Originally created 12/31/98

Arrivederci, Alberto! Tomba skis farewell race



SESTRIERE, Italy -- Blowing kisses to his fans and hoisted on the shoulders of his rivals, Alberto Tomba skied his farewell race Wednesday night on his favorite course.

The Italian ski great, who announced his retirement last October, finished ahead of world champion Michael Von Gruenigen and other World Cup stars in a short three-run giant slalom exhibition under the lights.

The 32-year-old star joked about a comeback at the 1999 world championships in Vail, Colo., but quickly added he was indeed through.

"It's over for me, on skis," he said. "I gave a lot, perhaps too much. ... I no longer have motivations. I won everything. .... After 15 years on the World Cup circuit I was really sick."

Tomba, a three-time Olympic champion, recently started an acting career, playing the role of a policeman nicknamed Alex the Ram.

On Wednesday, before thousands of fans on a foggy and snowy night, Tomba placed third in his very last race. He finished behind Paul Accola and Patrick Holzer in the exhibition through 20 gates.

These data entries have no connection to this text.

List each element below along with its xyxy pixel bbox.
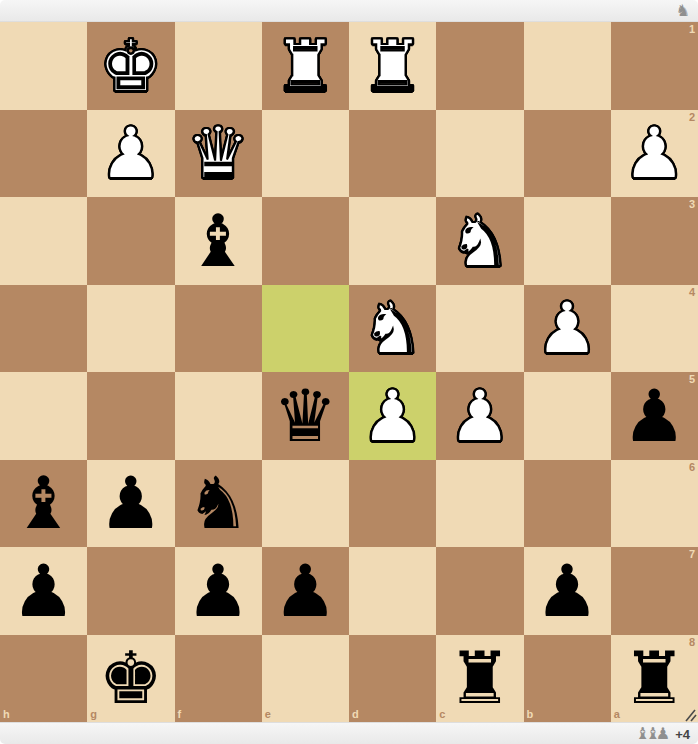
white-pawn[interactable]: ♟ [87, 110, 174, 198]
square-g1[interactable]: ♚ [87, 22, 174, 110]
white-king[interactable]: ♚ [87, 22, 174, 110]
square-a2[interactable]: ♟2 [611, 110, 698, 198]
square-b5[interactable] [524, 372, 611, 460]
board-resize-handle[interactable] [683, 708, 697, 722]
rank-label-3: 3 [689, 199, 695, 210]
square-a1[interactable]: 1 [611, 22, 698, 110]
bottom-material-bar: ♝♝♟ +4 [0, 722, 698, 744]
square-c7[interactable] [436, 547, 523, 635]
square-b1[interactable] [524, 22, 611, 110]
chess-board: ♚♜♜1♟♛♟2♝♞3♞♟4♛♟♟♟5♝♟♞6♟♟♟♟7h♚gfed♜cb♜a8 [0, 22, 698, 722]
square-h7[interactable]: ♟ [0, 547, 87, 635]
black-material-display: ♝♝♟ +4 [635, 723, 690, 744]
black-knight[interactable]: ♞ [175, 460, 262, 548]
white-rook[interactable]: ♜ [262, 22, 349, 110]
square-e2[interactable] [262, 110, 349, 198]
file-label-f: f [178, 709, 182, 720]
square-c8[interactable]: ♜c [436, 635, 523, 723]
square-g7[interactable] [87, 547, 174, 635]
white-rook[interactable]: ♜ [349, 22, 436, 110]
square-d7[interactable] [349, 547, 436, 635]
square-d5[interactable]: ♟ [349, 372, 436, 460]
black-bishop[interactable]: ♝ [0, 460, 87, 548]
knight-icon: ♞ [676, 1, 686, 20]
square-h2[interactable] [0, 110, 87, 198]
square-c5[interactable]: ♟ [436, 372, 523, 460]
file-label-h: h [3, 709, 10, 720]
white-queen[interactable]: ♛ [175, 110, 262, 198]
bishop-icon: ♝ [635, 724, 645, 743]
material-advantage-label: +4 [675, 727, 690, 742]
square-f7[interactable]: ♟ [175, 547, 262, 635]
rank-label-4: 4 [689, 287, 695, 298]
rank-label-7: 7 [689, 549, 695, 560]
white-pawn[interactable]: ♟ [349, 372, 436, 460]
black-pawn[interactable]: ♟ [87, 460, 174, 548]
square-d3[interactable] [349, 197, 436, 285]
square-g4[interactable] [87, 285, 174, 373]
black-queen[interactable]: ♛ [262, 372, 349, 460]
square-c3[interactable]: ♞ [436, 197, 523, 285]
square-e8[interactable]: e [262, 635, 349, 723]
square-f3[interactable]: ♝ [175, 197, 262, 285]
file-label-b: b [527, 709, 534, 720]
square-d6[interactable] [349, 460, 436, 548]
square-h4[interactable] [0, 285, 87, 373]
black-pawn[interactable]: ♟ [262, 547, 349, 635]
square-b3[interactable] [524, 197, 611, 285]
square-d2[interactable] [349, 110, 436, 198]
square-f8[interactable]: f [175, 635, 262, 723]
square-e1[interactable]: ♜ [262, 22, 349, 110]
file-label-d: d [352, 709, 359, 720]
white-knight[interactable]: ♞ [436, 197, 523, 285]
square-h1[interactable] [0, 22, 87, 110]
rank-label-1: 1 [689, 24, 695, 35]
top-material-bar: ♞ [0, 0, 698, 22]
square-f1[interactable] [175, 22, 262, 110]
square-d1[interactable]: ♜ [349, 22, 436, 110]
square-b2[interactable] [524, 110, 611, 198]
white-pawn[interactable]: ♟ [436, 372, 523, 460]
rank-label-6: 6 [689, 462, 695, 473]
square-e5[interactable]: ♛ [262, 372, 349, 460]
black-king[interactable]: ♚ [87, 635, 174, 723]
white-material-icons: ♞ [676, 3, 690, 19]
square-a3[interactable]: 3 [611, 197, 698, 285]
black-pawn[interactable]: ♟ [175, 547, 262, 635]
black-material-icons: ♝♝♟ [635, 726, 670, 742]
square-a5[interactable]: ♟5 [611, 372, 698, 460]
square-e3[interactable] [262, 197, 349, 285]
square-d4[interactable]: ♞ [349, 285, 436, 373]
square-a4[interactable]: 4 [611, 285, 698, 373]
square-c1[interactable] [436, 22, 523, 110]
file-label-e: e [265, 709, 271, 720]
black-rook[interactable]: ♜ [436, 635, 523, 723]
white-knight[interactable]: ♞ [349, 285, 436, 373]
square-f2[interactable]: ♛ [175, 110, 262, 198]
white-pawn[interactable]: ♟ [524, 285, 611, 373]
square-e7[interactable]: ♟ [262, 547, 349, 635]
bishop-icon: ♝ [645, 724, 655, 743]
square-a7[interactable]: 7 [611, 547, 698, 635]
square-b7[interactable]: ♟ [524, 547, 611, 635]
square-a6[interactable]: 6 [611, 460, 698, 548]
square-f4[interactable] [175, 285, 262, 373]
black-pawn[interactable]: ♟ [611, 372, 698, 460]
square-e4[interactable] [262, 285, 349, 373]
square-g6[interactable]: ♟ [87, 460, 174, 548]
square-d8[interactable]: d [349, 635, 436, 723]
black-pawn[interactable]: ♟ [524, 547, 611, 635]
square-g5[interactable] [87, 372, 174, 460]
square-g2[interactable]: ♟ [87, 110, 174, 198]
square-c6[interactable] [436, 460, 523, 548]
square-h5[interactable] [0, 372, 87, 460]
square-h3[interactable] [0, 197, 87, 285]
square-g3[interactable] [87, 197, 174, 285]
square-f6[interactable]: ♞ [175, 460, 262, 548]
square-f5[interactable] [175, 372, 262, 460]
black-bishop[interactable]: ♝ [175, 197, 262, 285]
square-c4[interactable] [436, 285, 523, 373]
square-b6[interactable] [524, 460, 611, 548]
white-pawn[interactable]: ♟ [611, 110, 698, 198]
square-b8[interactable]: b [524, 635, 611, 723]
black-pawn[interactable]: ♟ [0, 547, 87, 635]
chess-board-widget: ♞ ♚♜♜1♟♛♟2♝♞3♞♟4♛♟♟♟5♝♟♞6♟♟♟♟7h♚gfed♜cb♜… [0, 0, 698, 744]
square-b4[interactable]: ♟ [524, 285, 611, 373]
square-g8[interactable]: ♚g [87, 635, 174, 723]
pawn-icon: ♟ [656, 724, 666, 743]
square-e6[interactable] [262, 460, 349, 548]
square-h8[interactable]: h [0, 635, 87, 723]
square-c2[interactable] [436, 110, 523, 198]
square-h6[interactable]: ♝ [0, 460, 87, 548]
white-material-display: ♞ [676, 0, 690, 22]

Tomba had the fastest time in the first run but finished third overall, 0.12 behind the Swiss winner. Von Gruenigen, who won the world giant slalom title at Sestriere in 1997, finished .01 seconds behind Tomba.

"I never doubted about Tomba," said Slovenia's Jure Kosir, who was fifth. "He still is great. You can't forget skiing in a few months."

Tomba, who won the first of 50 World Cup races in this Italian resort in 1987, skied his last World Cup slalom in Crans Montana, Switzerland, last March when he capped his sensational career with a victory.

"They let the granddad make the podium for the last time," said Tomba, smiling at the finish line before being mobbed by fans who chanted his name and played horns.

"I made wonders in the first run despite cramps and untested skis. I was tense because so many people had come here to celebrate me."

Tomba practiced only three days for his farewell race, which was held at the site where he won six World Cup races between 1987 and 1995.

"I was busy playing Alex," Tomba said. "It's a difficult job. But I enjoyed shooting love scenes."

Gustav Thoeni, Tomba's former personal coach, said Tomba "proved he still is one of the best world skiers. However, he already gave a lot, and deserves to retire."

Tomba captured as many headlines for his antics as for his skiing talent. Now skiing will have to look elsewhere.

As one large sign at the finish line read: "We no longer enjoy ski races without Alberto."